Ever since his debut in "The Hunger Games," actor Jack Quaid has continued to stack up memorable roles throughout his career. Recently, Quaid starred in the 2022 "Scream" film and his voice can also be heard for the character Brad Boimer in "Star Trek: Lower Decks." But most fans probably know him best as Hughie in Amazon's hit anti-superhero series "The Boys." And while many are probably anxiously waiting to see what shocking and unsettling shenanigans his character Hughie will be up to with the rest of his cohorts against Vought Interntional's worst in Season 4, this summer, they'll get the chance to see Quaid in a vastly different project.

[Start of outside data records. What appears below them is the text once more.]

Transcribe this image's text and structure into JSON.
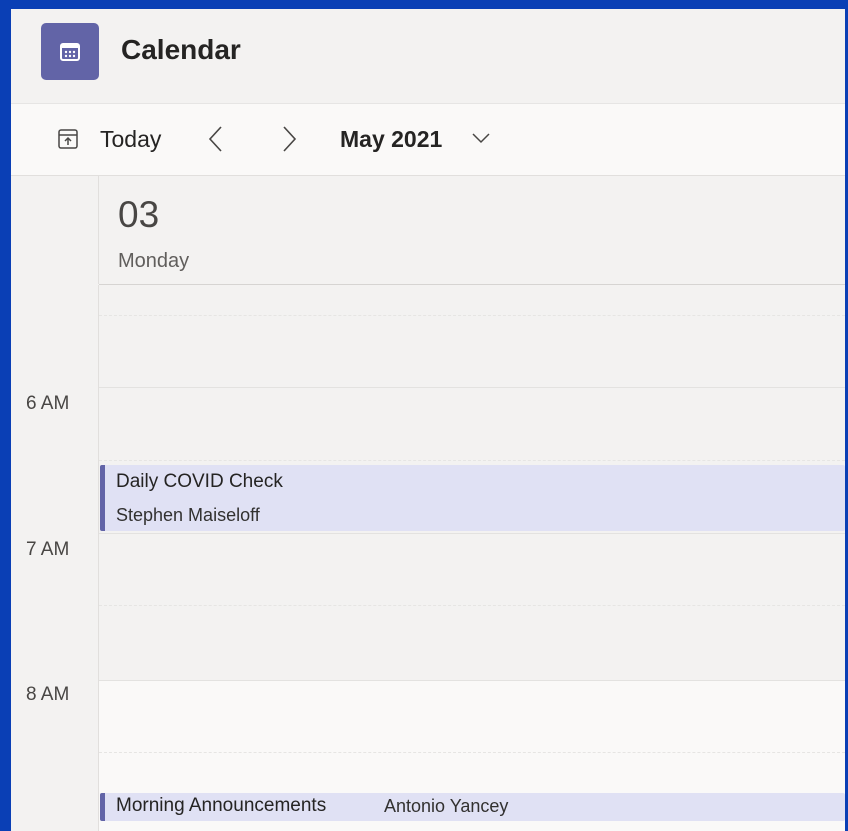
{
  "app": {
    "title": "Calendar",
    "icon": "calendar-icon",
    "accent_color": "#6264a7"
  },
  "toolbar": {
    "today_label": "Today",
    "month_label": "May 2021"
  },
  "day": {
    "number": "03",
    "name": "Monday"
  },
  "time_labels": [
    "6 AM",
    "7 AM",
    "8 AM"
  ],
  "events": [
    {
      "title": "Daily COVID Check",
      "organizer": "Stephen Maiseloff"
    },
    {
      "title": "Morning Announcements",
      "organizer": "Antonio Yancey"
    }
  ]
}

The actor is part of the star-studded cast of Christopher Nolan's "Oppenheimer," where Quaid admitted to GQ that he had to reign in his inner fanboy a bit for Nolan. The actor noted that he was pretty starstruck watching the director at work on set. "Oppenheimer" is a biopic that focuses on J. Robert Oppenheimer and his work on the Manhattan Project. However, while Oppenheimer (Cillian Murphy) is a central figure in the film, he isn't the only scientist at work on the atomic bombs. Along with Oppenheimer, the Manhattan Project contained a team of some of the most intelligent scientists, including theoretical physicist Richard Feynman, who Quaid will portray in the film.

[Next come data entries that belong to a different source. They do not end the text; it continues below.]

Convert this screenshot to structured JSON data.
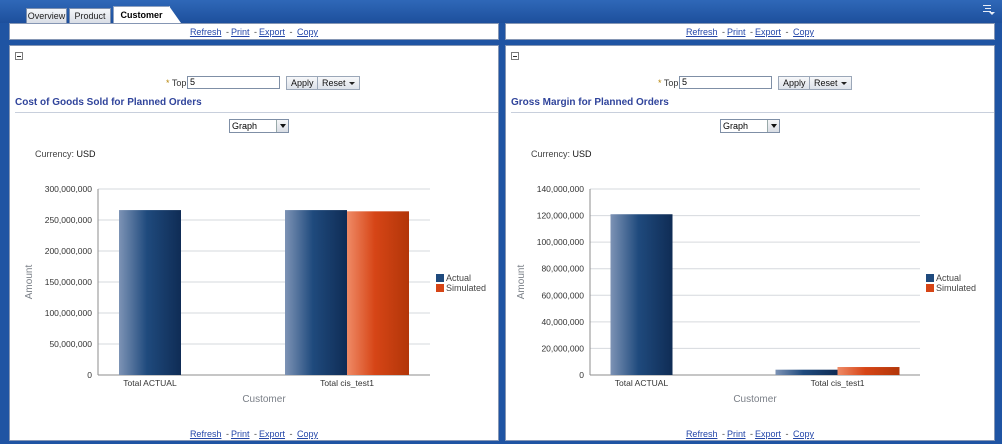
{
  "tabs": [
    {
      "label": "Overview",
      "active": false
    },
    {
      "label": "Product",
      "active": false
    },
    {
      "label": "Customer",
      "active": true
    }
  ],
  "links": {
    "refresh": "Refresh",
    "print": "Print",
    "export": "Export",
    "copy": "Copy",
    "sep": "-"
  },
  "colors": {
    "actual": "#1f4a7d",
    "simulated": "#d64516",
    "title": "#30449b",
    "link": "#2346a8"
  },
  "left": {
    "top_label": "Top",
    "top_value": "5",
    "apply_label": "Apply",
    "reset_label": "Reset",
    "title": "Cost of Goods Sold for Planned Orders",
    "view_select": "Graph",
    "currency_label": "Currency:",
    "currency_value": "USD",
    "chart_data": {
      "type": "bar",
      "categories": [
        "Total ACTUAL",
        "Total cis_test1"
      ],
      "series": [
        {
          "name": "Actual",
          "values": [
            266000000,
            266000000
          ]
        },
        {
          "name": "Simulated",
          "values": [
            null,
            264000000
          ]
        }
      ],
      "xlabel": "Customer",
      "ylabel": "Amount",
      "ylim": [
        0,
        300000000
      ],
      "yticks": [
        "0",
        "50,000,000",
        "100,000,000",
        "150,000,000",
        "200,000,000",
        "250,000,000",
        "300,000,000"
      ],
      "grid": true,
      "legend": "right"
    }
  },
  "right": {
    "top_label": "Top",
    "top_value": "5",
    "apply_label": "Apply",
    "reset_label": "Reset",
    "title": "Gross Margin for Planned Orders",
    "view_select": "Graph",
    "currency_label": "Currency:",
    "currency_value": "USD",
    "chart_data": {
      "type": "bar",
      "categories": [
        "Total ACTUAL",
        "Total cis_test1"
      ],
      "series": [
        {
          "name": "Actual",
          "values": [
            121000000,
            4000000
          ]
        },
        {
          "name": "Simulated",
          "values": [
            null,
            6000000
          ]
        }
      ],
      "xlabel": "Customer",
      "ylabel": "Amount",
      "ylim": [
        0,
        140000000
      ],
      "yticks": [
        "0",
        "20,000,000",
        "40,000,000",
        "60,000,000",
        "80,000,000",
        "100,000,000",
        "120,000,000",
        "140,000,000"
      ],
      "grid": true,
      "legend": "right"
    }
  }
}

Oppenheimer considered Feynman one of the most brilliant physicists

At the age of 24, Richard Feynman may have been significantly young compared to some of the other scientific heavyweights participating in what would ultimately become the creation of the first atomic bombs. But his intelligence couldn't be denied, especially by J. Robert Oppenheimer. In 1943, when Feynman first joined the secret project at Los Alamos Laboratory, Oppenheimer greatly complimented Feynman writing that he considered him "by all odds the most brilliant young physicist" involved in the project. That's high praise. However, according to some colleagues, Feynman also had a particularly mischievous vibe about him. For instance, some of his more eccentric activities included expertly cracking office safes and cabinets.

Still, that all did little to deter the confidence and praise he got from theoretical division chief Hans Bethe. Bethe and Feynman worked remarkably well together, with Bethe having enough faith in the younger scientist to promote him as a group leader within their division. Feynman was even present during testing for the first bomb. With his life past the Los Alamos Project, Feynman is probably worthy of his own blockbuster biopic. He later won a Nobel Peace Prize and was even a part of an investigation panel into the Space Shuttle Challenger explosion. But in "Oppenheimer," he could potentially serve as one of the film's most intriguing people to watch outside of Oppenheimer himself.